Attempting to ward off a panic in the real estate market, cities in Ohio, Georgia, Illinois, and elsewhere are tapping into their coffers to eradicate foreclosure-related blight.

"Officials are installing alarms, fixing broken windows and mowing lawns at the vacant houses in hopes of preventing a snowball effect, in which surrounding property values suffer and worried neighbors move away. The officials are also working with financially troubled homeowners to renegotiate debts or, when eviction is unavoidable, to find apartments."

"It's a tragedy and it's just beginning," Mayor Judith H. Rawson of Shaker Heights, (Ohio) a mostly affluent suburb, said of the evictions and vacancies, a problem fueled by a rapid increase in high-interest, subprime loans. "All those shaky loans are out there, and the foreclosures are coming."

"Foreclosures in Cleveland's inner ring of suburbs, while still low compared with those in Cleveland itself, have climbed sharply, especially in lower-income neighborhoods that border the city. The suburbs here are among the best organized in their counterattack, experts say, but many suburbs elsewhere in the country have had jumps in foreclosures and are also working to stem the damage."

Full Story: Foreclosures Force Suburbs to Fight Blight

Comments

Comments

Sad but familiar

Widespread mortgage fraud, which is what has essentially been occurring in the subprime lending market the last few years, is not a new phenomenon. Nor is the resulting blight and abandonment. This also happened throughout the 50s, 60s, and 70s, during white flight from the central cities. It's especially unfortunate to see the process that so thoroughly wrecked US cities during those years rearing back up to wreak further destruction.

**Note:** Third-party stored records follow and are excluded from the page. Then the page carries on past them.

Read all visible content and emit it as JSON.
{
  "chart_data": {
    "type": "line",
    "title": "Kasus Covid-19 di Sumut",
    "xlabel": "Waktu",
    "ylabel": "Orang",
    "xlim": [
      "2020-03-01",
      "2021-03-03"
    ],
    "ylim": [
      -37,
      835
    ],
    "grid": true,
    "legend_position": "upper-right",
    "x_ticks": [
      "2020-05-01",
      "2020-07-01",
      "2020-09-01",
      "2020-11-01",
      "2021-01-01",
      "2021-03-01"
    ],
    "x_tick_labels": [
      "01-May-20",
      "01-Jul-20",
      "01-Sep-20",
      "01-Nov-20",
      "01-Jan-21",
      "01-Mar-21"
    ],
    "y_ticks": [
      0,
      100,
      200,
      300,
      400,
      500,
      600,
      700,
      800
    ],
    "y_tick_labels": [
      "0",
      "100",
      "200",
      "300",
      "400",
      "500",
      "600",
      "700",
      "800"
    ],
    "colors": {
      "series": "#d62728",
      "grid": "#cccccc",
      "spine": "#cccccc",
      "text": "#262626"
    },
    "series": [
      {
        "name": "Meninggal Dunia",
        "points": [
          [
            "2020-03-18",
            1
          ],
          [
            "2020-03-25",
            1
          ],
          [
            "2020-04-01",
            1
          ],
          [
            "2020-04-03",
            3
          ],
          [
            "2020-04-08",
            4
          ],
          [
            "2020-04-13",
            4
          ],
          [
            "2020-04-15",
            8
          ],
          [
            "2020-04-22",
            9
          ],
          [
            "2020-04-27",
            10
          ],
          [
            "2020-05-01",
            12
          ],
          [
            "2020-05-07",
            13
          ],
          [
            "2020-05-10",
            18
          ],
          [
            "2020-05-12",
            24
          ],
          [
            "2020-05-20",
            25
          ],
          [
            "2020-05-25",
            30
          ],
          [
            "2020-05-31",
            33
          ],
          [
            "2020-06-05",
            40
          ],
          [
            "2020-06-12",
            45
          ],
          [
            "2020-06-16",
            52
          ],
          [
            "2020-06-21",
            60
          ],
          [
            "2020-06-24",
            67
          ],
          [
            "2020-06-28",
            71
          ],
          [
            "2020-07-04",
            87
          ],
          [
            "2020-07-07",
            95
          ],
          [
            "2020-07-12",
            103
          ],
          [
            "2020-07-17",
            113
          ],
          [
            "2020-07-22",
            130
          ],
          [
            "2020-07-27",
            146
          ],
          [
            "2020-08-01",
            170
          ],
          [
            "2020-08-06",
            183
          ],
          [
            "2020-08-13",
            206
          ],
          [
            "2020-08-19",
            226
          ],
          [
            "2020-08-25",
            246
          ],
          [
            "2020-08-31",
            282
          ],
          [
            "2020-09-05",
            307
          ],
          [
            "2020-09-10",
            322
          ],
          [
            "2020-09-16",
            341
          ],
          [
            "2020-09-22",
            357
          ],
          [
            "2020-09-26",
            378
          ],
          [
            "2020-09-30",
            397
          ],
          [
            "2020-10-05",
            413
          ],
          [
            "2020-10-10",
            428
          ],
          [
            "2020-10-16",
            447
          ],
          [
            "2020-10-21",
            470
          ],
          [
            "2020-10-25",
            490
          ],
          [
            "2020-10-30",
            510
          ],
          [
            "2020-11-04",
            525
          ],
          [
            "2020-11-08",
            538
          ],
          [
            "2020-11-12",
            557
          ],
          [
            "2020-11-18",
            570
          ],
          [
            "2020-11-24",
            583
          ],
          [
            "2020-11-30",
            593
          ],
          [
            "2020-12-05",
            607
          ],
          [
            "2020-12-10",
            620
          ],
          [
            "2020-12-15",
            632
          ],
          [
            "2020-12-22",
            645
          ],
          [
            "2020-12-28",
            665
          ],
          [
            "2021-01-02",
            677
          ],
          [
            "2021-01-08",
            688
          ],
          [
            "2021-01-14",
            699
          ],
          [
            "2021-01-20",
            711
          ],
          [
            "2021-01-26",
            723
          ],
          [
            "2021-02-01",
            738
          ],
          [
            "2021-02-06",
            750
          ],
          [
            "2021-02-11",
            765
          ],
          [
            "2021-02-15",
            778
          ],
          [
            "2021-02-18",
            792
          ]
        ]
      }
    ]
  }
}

smart growth v. abandoned property

So if we are for smart growth and high density and folks moving back to the city, are we not implicitly for some form of blight in the suburbs? Is not "blight" just another word for giving the area back to nature, or potentially to farmers? I do not like the fact that so many people are being hurt by it, nor the manner in which it is occurring.

I think we ought to separate the phenomena into two parts: people (mostly poor) are losing their investments and their houses. This is something very much worth fighting. On the other hand, there are abandoned houses that towns are artificially supporting in order to recreate growth in the neighborhood, and to discourage more people from leaving. If this is in a suburban area, why not encourage the demolition of these houses while we have the opportunity?

smart current assets.

So if we are for smart growth and high density and folks moving back to the city, are we not implicitly for some form of blight in the suburbs? ...If this is in a suburban area, why not encourage the demolition of these houses while we have the opportunity?

We are not for ALL folks moving back to the city, because not all folks think moving back to the city is a good idea. Therefore, we must provide housing for the suburb-preferring folks too. Until one possible future out of many occurs, and suburban living becomes too expensive for everybody, people will choose to live there.

Since the housing is already provided, it is the city's choice to protect these properties, as it is likely that the house will be wanted in the short-term future.